Looping back to our Nordost example, it is once again their choice of solid conductors, silver plating, dielectric material, connector quality and spacing of wires which do this job dutifully and masterfully. As Nordost engineers found, what's good for the audio signal is equally good for the grounding scheme. Pair this grounding-optimized approach with an excellent outlet that provides minimal impedance, and now we’re really performing the RF rejection job well.

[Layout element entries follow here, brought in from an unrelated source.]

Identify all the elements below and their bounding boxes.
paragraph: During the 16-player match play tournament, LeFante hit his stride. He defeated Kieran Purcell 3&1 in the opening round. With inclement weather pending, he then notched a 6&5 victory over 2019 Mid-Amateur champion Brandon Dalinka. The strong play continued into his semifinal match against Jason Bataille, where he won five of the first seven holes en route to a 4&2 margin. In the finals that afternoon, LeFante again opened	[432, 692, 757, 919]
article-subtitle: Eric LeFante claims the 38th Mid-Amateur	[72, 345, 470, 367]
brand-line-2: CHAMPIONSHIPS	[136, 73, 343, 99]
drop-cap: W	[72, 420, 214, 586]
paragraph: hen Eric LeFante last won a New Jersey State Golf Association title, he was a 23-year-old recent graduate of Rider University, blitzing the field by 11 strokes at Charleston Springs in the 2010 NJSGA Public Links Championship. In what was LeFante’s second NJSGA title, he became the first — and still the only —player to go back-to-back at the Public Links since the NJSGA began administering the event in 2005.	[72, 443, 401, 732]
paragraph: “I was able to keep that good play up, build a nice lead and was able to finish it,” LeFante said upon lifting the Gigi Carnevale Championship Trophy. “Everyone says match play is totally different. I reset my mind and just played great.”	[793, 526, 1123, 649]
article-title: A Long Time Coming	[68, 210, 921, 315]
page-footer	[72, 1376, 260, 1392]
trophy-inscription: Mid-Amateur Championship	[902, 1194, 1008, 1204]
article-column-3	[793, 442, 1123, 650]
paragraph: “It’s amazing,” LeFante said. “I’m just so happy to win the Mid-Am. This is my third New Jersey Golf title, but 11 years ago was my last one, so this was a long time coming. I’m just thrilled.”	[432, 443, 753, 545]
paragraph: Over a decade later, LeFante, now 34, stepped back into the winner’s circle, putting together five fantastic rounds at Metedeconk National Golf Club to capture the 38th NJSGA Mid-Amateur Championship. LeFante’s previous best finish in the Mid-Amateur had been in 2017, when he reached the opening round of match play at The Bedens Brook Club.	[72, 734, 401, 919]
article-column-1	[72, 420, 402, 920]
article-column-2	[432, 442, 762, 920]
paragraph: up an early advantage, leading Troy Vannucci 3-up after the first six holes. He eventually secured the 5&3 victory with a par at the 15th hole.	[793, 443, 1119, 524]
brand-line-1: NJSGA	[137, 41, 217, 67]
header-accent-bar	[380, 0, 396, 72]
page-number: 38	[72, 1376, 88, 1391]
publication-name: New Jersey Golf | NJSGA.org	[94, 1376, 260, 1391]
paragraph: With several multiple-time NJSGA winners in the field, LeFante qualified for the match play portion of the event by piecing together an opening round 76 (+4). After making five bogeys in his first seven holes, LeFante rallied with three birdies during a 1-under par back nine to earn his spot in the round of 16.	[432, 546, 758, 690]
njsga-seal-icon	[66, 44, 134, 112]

That is why we want excellent power cables in our system. As all power cables in our example system above are plugged into one distributor or power strip, that is why the most important cable of any HiFi system is the very first one (or last one, depending on how you look at it) connected to the wall. It’s basically what engineers refer to as a “star ground” arrangement, forcing high frequency to collect at one common place. That’s why expensive distributors, which might offer minimal or no conditioning whatsoever, can still influence the sound of a HiFi system to a large degree.

Current ability, dielectric materials, and grounding scheme are the three major tenets of any excellent power cable, and thus a high-frequency-optimized power scheme. When this level of attention is applied throughout an entire system, the sonic effects can be absolutely staggering.

This paradigm of high attention paid to the incoming power and outgoing RF should not be confined to the periphery of the audio world — it’s simple, understandable science, and it significantly affects everything about the complex HiFi systems we build and love.